18 | Perasaan

7.8K 1.4K 247
                                    

Ada banyak harapanku ingin menjadi satu, denganmu.
🥀

"Kami nggak ada hubungan apa-apa, Fris."

Sekali lagi, Rosa menekankan. Melihat Frisya sampai memohon membuat Rosa tidak tega. Tidak pernah satu kali pun ia mendapati seseorang sebegitu niat meminta sesuatu padanya.

"Tapi pasti akan ada hubungan, kan?" Suara lirih Frisya terdengar mencekat. Ada tangis yang berusaha ditahan cewek itu kuat-kuat, tapi gagal saat Rosa tak kunjung menjawab.

Mungkin Rosa akan terang-terangan mengiyakan untuk menghindar, dulu, saat belum sejauh ini mengenal sosok Ren. Tapi kini ia pun bimbang. Bukan terlalu percaya diri, tapi andaikan Ren meminta sebuah hubungan padanya, ia tidak lantas menerima begitu saja. Untuk mundur pun, ia tidak yakin akan sanggup.

"Bang Ren pernah bener-bener dipermalukan sama mantannya karena kondisi keluarga kami, Kak," lirih Frisya, yang tadi terlihat angkuh, kini sangat rapuh saat air matanya terjatuh.

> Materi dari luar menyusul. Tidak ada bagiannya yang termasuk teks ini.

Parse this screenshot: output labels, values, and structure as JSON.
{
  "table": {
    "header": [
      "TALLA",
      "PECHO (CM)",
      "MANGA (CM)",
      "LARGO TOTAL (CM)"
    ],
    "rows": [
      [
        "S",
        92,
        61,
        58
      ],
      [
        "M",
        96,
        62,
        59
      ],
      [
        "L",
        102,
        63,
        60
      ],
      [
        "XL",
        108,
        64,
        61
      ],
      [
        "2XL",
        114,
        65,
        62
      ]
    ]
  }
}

"Fris, duduk di atas, ya." Lagi-lagi Rosa membujuk Frisya agar duduk seperti semula. Ia sangat paham ketakutan yang cewek itu rasakan.

"Nggak, sebelum Kakak jawab," paksa Frisya, dengan rengekan khas anak kecil.

Rosa mengamati dalam diam. Tatapannya semakin sayu saat mencoba mengerti keadaan yang menimpa keluarga Ren. Sepertinya semua terluka. Batin dan fisik. Ren yang harus bekerja, mama Ren yang menderita penyakit serius, serta dua adik Ren yang pasti harus adaptasi dengan keadaan baru. Belum lagi kondisi sekitar, entah bisa menerima dua remaja yang masih tahap pertumbuhan itu dengan baik atau tidak.

Rosa masih amat takut jika memang benar terjun ke dunia Ren, hanya saja ia tidak bisa didorong mundur secepat itu. Perlu waktu serta alasan yang kuat untuk membuatnya mundur teratur.

"Kakak ...," keluh Frisya lagi, kali ini isakannya terdengar keras.

Rosa meneliti sekitar. Ia tidak mau adegan itu tertangkap salah satu anggota keluarga yang lain. "Kami nggak ada hubungan apa-apa." Ia malah merasa seperti kaset rusak, mengulang ucapan yang sama berulang kali.

"Aku kenal Bang Ren, pasti ada niat sama Kak Rosa."

Rosa memijit dahinya pelan. Ia tidak merasa Ren akan berniat begitu. Niat Ren dari awal pun hanya mempertemukan Rosa dengan Ani. Sampai sekarang.

"Enggak, Fris." Ucapan Rosa terdengar lelah. Ia sungguh ingin mengakhiri percakapan tanpa arah itu. "Dia bawa aku ke sini buat ketemu mama kamu aja. Nggak ada niat lain."

Rosa melihat dengan jelas, Frisya yang tertunduk dalam seakan menghabiskan air mata. Beberapa detik berselang, wajah itu kembali terangkat. Walau bekas air mata masih tercetak di kedua pipi Frisya, tapi ekspresi cewek itu lagi-lagi menunjukkan ketidaksukaan.

"Aku nggak suka sama Kak Rosa. Sampai kapan pun nggak akan suka," desis Frisya dengan tajam, begitu juga tatapannya yang menusuk kedua bola mata Rosa.

Lalu Frisya berdiri dan berbalik, berjalan cepat meninggalkan Rosa yang termenung. Sehebat itukah efek seseorang yang mengatakan tidak menyukainya tanpa alasan? Seumur hidup, Rosa belum pernah mendengar kalimat telak semacam itu yang membuatnya membeku. Saat Raya mengatakan tidak suka melihatnya pun, Rosa merasa biasa saja. Bukankah selama ini ia bisa mengabaikan semua hal yang membuatnya terbebani? Kenapa sekarang justru sedikit hal saja membuatnya tidak enak hati?

"Ros, belum makan siang kan?"

Suara itu membuat Rosa mengerjap. Ia mendapati Ren baru saja duduk di sebelahnya. Mengamati ekspresinya, Rosa tidak mendapati tanda-tanda Ren sangat terpukul dengan hidup yang dijalani. Memang sangat pandai menyembunyikan.